BTW I think you might be a bit confused by the ABC site which as far as I can make out is predicting not reporting a Lee Rhiannon win ... like most of the results it won't be confirmed for a few days until all the postal votes and boxes are counted. The predictions are usually pretty accurate though, based on a full count of a selection of boxes. Even Lee Rhiannon herself is not claiming victory yet.

Anonymous said...

You can tell the link to the NSW Senate is a prediction because all the excluded votes are being distributed to one party ie "above the line" - that's where the vote is distributed according to the wishes of your first choice party. In the "real world" some people do vote "below the line" ie make their own preference choices.

The Australian system would be mean that Plaid, Labour etc would have to actually make a pre-election preference choice between say the BNP and some other crackpot outfit.

Another crazy thing with the Australian system is that you have to choose between UKIP and the BNP or your vote is deemed informal ie spoilt.

The problem with all these list systems is the power it gives to the party bosses rather than the electorate. The Welsh system of having 40 constituency members with a top-up list of 20 seems a bit fairer although why someone from the list should be able to swap parties is a puzzle.

Cibwr said...

STV isn't a list system, and it hands greater power to the electorate. FPTP is a list system of one, and you have no input into choosing the candidate from that party.

MH said...

Great logic, Val. Stab someone, but then blame your victim for "leaking" blood all over the carpet.

Val the Impala said...

Maybe so, but so much for your good grace comment. By the way "bastard" Gillard didn't stab Rudd, he was already a friendless corpse when she came forward to clear up the mess Kevin had made of the ALP.

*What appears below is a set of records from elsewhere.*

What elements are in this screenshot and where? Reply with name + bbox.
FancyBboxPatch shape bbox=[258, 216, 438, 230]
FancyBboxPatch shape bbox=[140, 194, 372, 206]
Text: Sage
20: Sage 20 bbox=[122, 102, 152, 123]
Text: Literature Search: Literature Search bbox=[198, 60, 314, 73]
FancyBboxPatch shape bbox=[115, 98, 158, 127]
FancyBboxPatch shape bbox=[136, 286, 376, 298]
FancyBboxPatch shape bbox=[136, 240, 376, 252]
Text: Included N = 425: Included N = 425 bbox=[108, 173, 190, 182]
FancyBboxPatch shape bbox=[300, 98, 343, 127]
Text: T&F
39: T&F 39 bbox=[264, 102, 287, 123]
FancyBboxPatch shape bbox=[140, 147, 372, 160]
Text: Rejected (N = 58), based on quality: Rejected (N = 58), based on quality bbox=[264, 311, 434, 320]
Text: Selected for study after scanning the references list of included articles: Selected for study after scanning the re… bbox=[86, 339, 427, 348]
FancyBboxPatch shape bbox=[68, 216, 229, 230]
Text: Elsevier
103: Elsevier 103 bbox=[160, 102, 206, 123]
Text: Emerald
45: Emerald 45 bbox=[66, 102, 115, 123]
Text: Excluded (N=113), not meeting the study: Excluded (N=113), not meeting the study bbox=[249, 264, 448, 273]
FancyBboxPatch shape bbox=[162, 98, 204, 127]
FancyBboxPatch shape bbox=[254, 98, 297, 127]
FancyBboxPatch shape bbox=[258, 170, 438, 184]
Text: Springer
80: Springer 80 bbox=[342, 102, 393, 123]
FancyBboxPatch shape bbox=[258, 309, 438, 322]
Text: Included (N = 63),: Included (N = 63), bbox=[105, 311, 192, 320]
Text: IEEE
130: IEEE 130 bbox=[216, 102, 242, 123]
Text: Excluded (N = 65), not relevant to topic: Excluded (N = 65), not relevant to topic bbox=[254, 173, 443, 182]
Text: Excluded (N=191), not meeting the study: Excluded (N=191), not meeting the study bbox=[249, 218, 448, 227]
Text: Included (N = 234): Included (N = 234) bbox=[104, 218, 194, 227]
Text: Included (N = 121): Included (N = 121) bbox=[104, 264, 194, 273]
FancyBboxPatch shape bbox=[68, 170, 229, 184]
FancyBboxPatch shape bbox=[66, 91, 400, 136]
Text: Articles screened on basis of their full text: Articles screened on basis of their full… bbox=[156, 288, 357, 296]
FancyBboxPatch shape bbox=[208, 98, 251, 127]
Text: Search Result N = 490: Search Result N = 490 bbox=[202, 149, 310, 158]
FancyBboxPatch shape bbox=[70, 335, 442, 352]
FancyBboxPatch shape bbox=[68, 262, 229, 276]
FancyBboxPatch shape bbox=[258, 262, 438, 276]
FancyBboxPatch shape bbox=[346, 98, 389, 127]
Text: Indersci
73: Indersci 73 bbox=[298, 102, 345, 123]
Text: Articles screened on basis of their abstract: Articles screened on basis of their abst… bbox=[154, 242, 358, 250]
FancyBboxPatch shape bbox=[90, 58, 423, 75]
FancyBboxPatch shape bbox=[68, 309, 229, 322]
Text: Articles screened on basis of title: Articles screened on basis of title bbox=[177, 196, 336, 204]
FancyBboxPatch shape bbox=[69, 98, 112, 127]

Would British Labour have been wrong to dump Brown before the last UK election? Who knows they might still be in goverment.

MH said...

Not so friendless, Val ... as the election results show. The lesson is that those who wield the knife very seldom get to benefit from doing it.

Rudd's mistake was to try and get his party to take green issues seriously ... but it brought a backlash from politicians within his own party. The big winners from yesterday are the Greens. Of the votes Labor lost (-5.4%), more than twice as many went to the Greens (+3.7%) than to the Coalition (+1.8%).

Here's an interesting scenario: a Coalition government supported by a right-leaning majority in the lower house, but an ALP/Green alliance in the Senate (31+9=40 of the 76 seats) blocking the more right wing elements of any legislation. But for that to work, Labor and the Greens in the upper house would surely end up with a policy position on green issues that would be quite close to what Rudd was trying to get through.

Anonymous said...

There is a big difference between representation and influence. The Greens now have significant influence in deciding who becomes Prime Minister and hold the balance of power in the Senate. Is that fair for a party that less than 15% of the electorate voted for?
There is a debate to be had around voting systems but the debate needs to be framed in the reality of influence and not only in terms of the percentage of seats vis a vis votes cast.

MH said...

That's just more bogus maths, Anon.

The Greens will only have influence in the Senate to the extent that another party (such as Labor) can negotiate a common position with them. That common position then represents a majority.

It's like saying that a few farmers in Sir Gâr were responsible for giving us devolution. It's those farmers, plus everyone else who agreed with them. Together, we formed a majority.